BORN TO BE BLUE (Movie Review)

borntobeblue
*** out of ****
Rated R
for drug use, strong language, some sexual content, and brief violence
Released: March 30, 2016 limited; April 22 expands. Also VOD.
Runtime: 97 minutes
Director: Robert Budreau
Starring: Ethan Hawke, Carmen Ejogo, Callum Keith Rennie, Kevin Hanchard, Kedar Brown

A biopic that starts with loads of potential and wraps with an absolute gut punch, Born To Be Blue – a portrait of the iconic yet troubled jazz trumpeter Chet Baker – flirts with greatness, but also can’t resist proverbial genre tropes. The occasional peaks are transcendent, and the rest is handsomely made and worthwhile, but the whole could’ve been so much more.

Director Robert Burdreau (a bit of a Baker specialist, vis-à-vis his 6-minute short film The Deaths of Chet Baker) begins Born To Be Blue with what appears to be an inspired approach to a biopic: the fictional contrivance that Baker has been cast, while at the low point of his career, in a film about his life. Black-and-white footage initially suggests nothing more than a straightforward-if-artful drama, but then color footage reveals the filmmaking conceit, showing Baker on set.

Brilliant. A meta framework in which flashbacks “dramatize” Baker’s rise and fall in a polished black-and-white, then a forward-moving, more naturalistic trajectory that depicts – in color – his possible resurrection, all while the two are intercut from scene-to-scene, contextualizing and informing the other. I would love to have seen that movie. Indeed, someone should try making a biopic sometime that works in a “movie within a movie” construct (it could be really fascinating) because Born To Be Blue sure doesn’t. It cops out from that device almost as quickly as it’s established, with only occasional B&W callbacks thereafter to key memories.
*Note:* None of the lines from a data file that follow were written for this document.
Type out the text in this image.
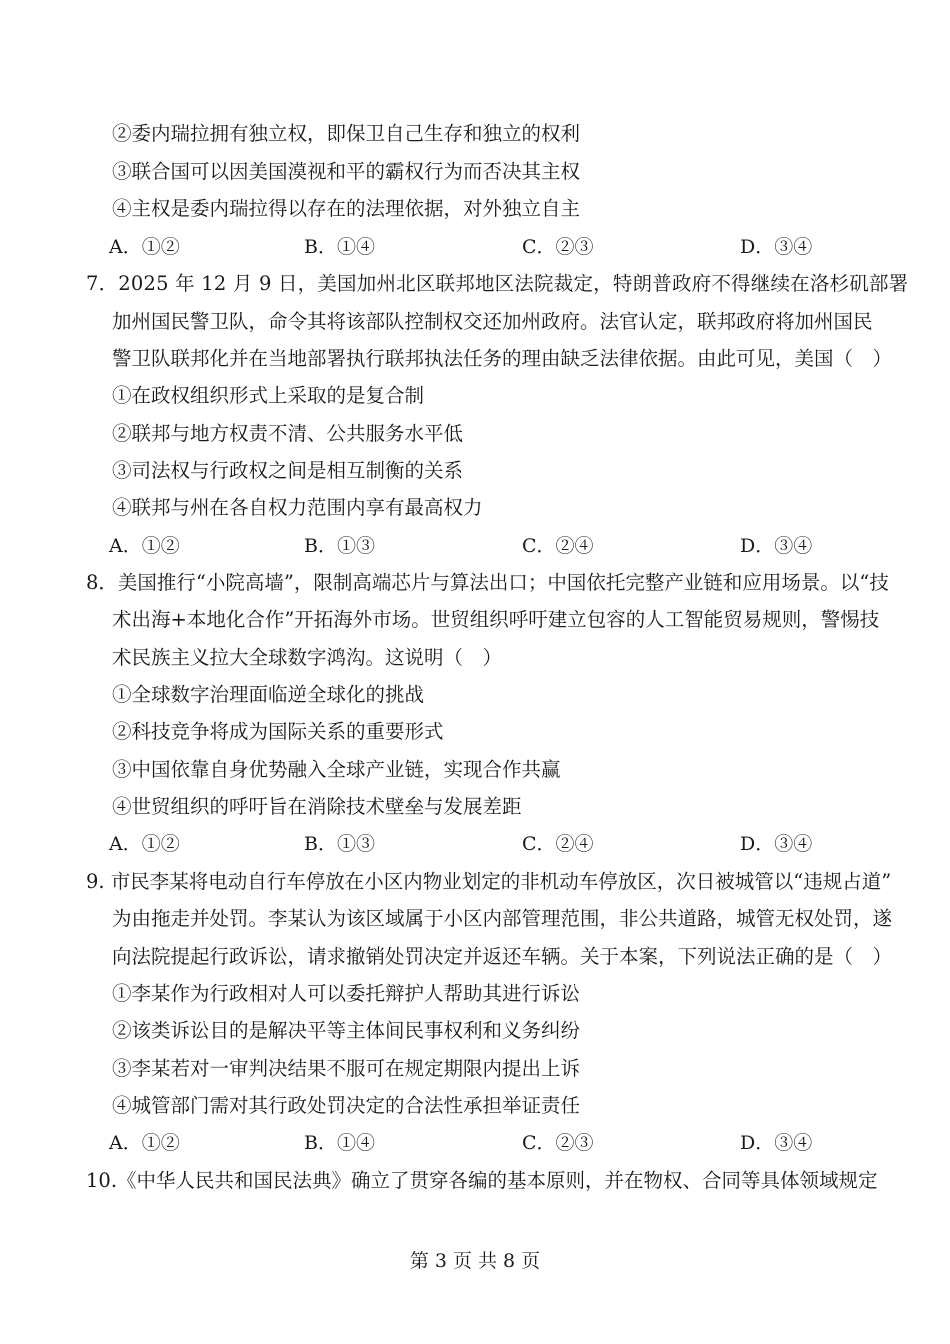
②委内瑞拉拥有独立权，即保卫自己生存和独立的权利
③联合国可以因美国漠视和平的霸权行为而否决其主权
④主权是委内瑞拉得以存在的法理依据，对外独立自主
A．①②	B．①④	C．②③	D．③④
7．2025 年 12 月 9 日，美国加州北区联邦地区法院裁定，特朗普政府不得继续在洛杉矶部署
加州国民警卫队，命令其将该部队控制权交还加州政府。法官认定，联邦政府将加州国民
警卫队联邦化并在当地部署执行联邦执法任务的理由缺乏法律依据。由此可见，美国（　）
①在政权组织形式上采取的是复合制
②联邦与地方权责不清、公共服务水平低
③司法权与行政权之间是相互制衡的关系
④联邦与州在各自权力范围内享有最高权力
A．①②	B．①③	C．②④	D．③④
8．美国推行“小院高墙”，限制高端芯片与算法出口；中国依托完整产业链和应用场景。以“技
术出海+本地化合作”开拓海外市场。世贸组织呼吁建立包容的人工智能贸易规则，警惕技
术民族主义拉大全球数字鸿沟。这说明（　）
①全球数字治理面临逆全球化的挑战
②科技竞争将成为国际关系的重要形式
③中国依靠自身优势融入全球产业链，实现合作共赢
④世贸组织的呼吁旨在消除技术壁垒与发展差距
A．①②	B．①③	C．②④	D．③④
9. 市民李某将电动自行车停放在小区内物业划定的非机动车停放区，次日被城管以“违规占道”
为由拖走并处罚。李某认为该区域属于小区内部管理范围，非公共道路，城管无权处罚，遂
向法院提起行政诉讼，请求撤销处罚决定并返还车辆。关于本案，下列说法正确的是（　）
①李某作为行政相对人可以委托辩护人帮助其进行诉讼
②该类诉讼目的是解决平等主体间民事权利和义务纠纷
③李某若对一审判决结果不服可在规定期限内提出上诉
④城管部门需对其行政处罚决定的合法性承担举证责任
A．①②	B．①④	C．②③	D．③④
10.《中华人民共和国民法典》确立了贯穿各编的基本原则，并在物权、合同等具体领域规定
第 3 页 共 8 页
What unfolds, then, is a more traditional approach (though not quite formulaic, thankfully) with scenes and dynamics that, to their credit, don’t feel as cliché as they probably should. Baker has fallen from his early career heights due to an insidious heroin addiction, but strives to go straight and mount a comeback. Complicating the effort: Baker gets his teeth knocked out – literally, not figuratively – by pushers he hasn’t paid.

A bit more of Baker’s post-assault commitment to relearn his trumpeting savvy – while toothless and bloody-mouthed – would’ve been compelling, especially from a psychological angle, but instead Born To Be Blue spends much of its time in all-too-familiar territory: a romance (one that didn’t happen, actually).

The strong woman in his corner is an idealized composite of the numerous women Baker caroused with. The role is more of a catalyst than character, despite the depth Carmen Ejogo brings to the part (she mined similar virtues as Coretta Scott King in Selma). One begins to wonder what Burdreau is more interested in: Baker’s artistic struggle or his love life.

Jazz and trumpet interludes weave throughout, and they make up for for a lot. Superbly played and filmed, they’re the movie’s elevating grace, working together with handsomely shot (and framed) images. So elegantly assembled, even the jump cuts are smooth. Shot in a digital format, use of 16mm film stock would’ve made the whole aesthetic that much better – but ultimately that’s a nitpick. Even in its modern pristine texture (or lack of texture, as the case may be), Steve Cosens’ cinematography is gorgeous.

Burdreau crafts a visual language befitting a jazz motif. From Baker’s breezy and groundbreaking West Coast style to his drift toward the mournful, it’s quietly hypnotic. One almost wishes for hushed Terrence Malick-styled ruminations to go with these moments, exploring Baker’s existential doubts from the inside, rather than the more standard “comeback” beats so common to the genre that stack this narrative. Being more literal ends up being less revealing.

Even so – the scenes that Born To Be Blue needs to land, it nails. If you’re a Baker fan (like me), you’re waiting for that “My Funny Valentine” moment. It comes at a crucial time, as it should, and it conjures Baker’s complex magic as artist and enigma. Even Hawke’s sincerely wrought vocals – while not on par with Chet’s – incarnate Baker’s melancholy. Ditto for the climactic use of “I’ve Never Been In Love Before”, a truly bittersweet coda to this man’s life and trials.

And that ending. I don’t know if I’ve ever seen a triumphant moment feel so tragic. It’s a directorial masterstroke in-and-of itself, one in which Burdeau (who also builds to it with a subtle brilliance) even utilizes the heretofore conventional romance to maximize the scene’s heartbreaking subtext. It’s powerful.

Born To Be Blue isn’t always as immersive or intimate as it needs to be (or in the ways it needs to be), nor as daring, but every time it takes a risk – or, conversely, relaxes – it pays off, which is more often than not. It starts strong and ends strong, occasionally losing its way in-between. It always fights back though, endeavoring toward greatness, even as you’re left with a sense of what could’ve been, but wasn’t. Poetically enough, the same could be said of Baker.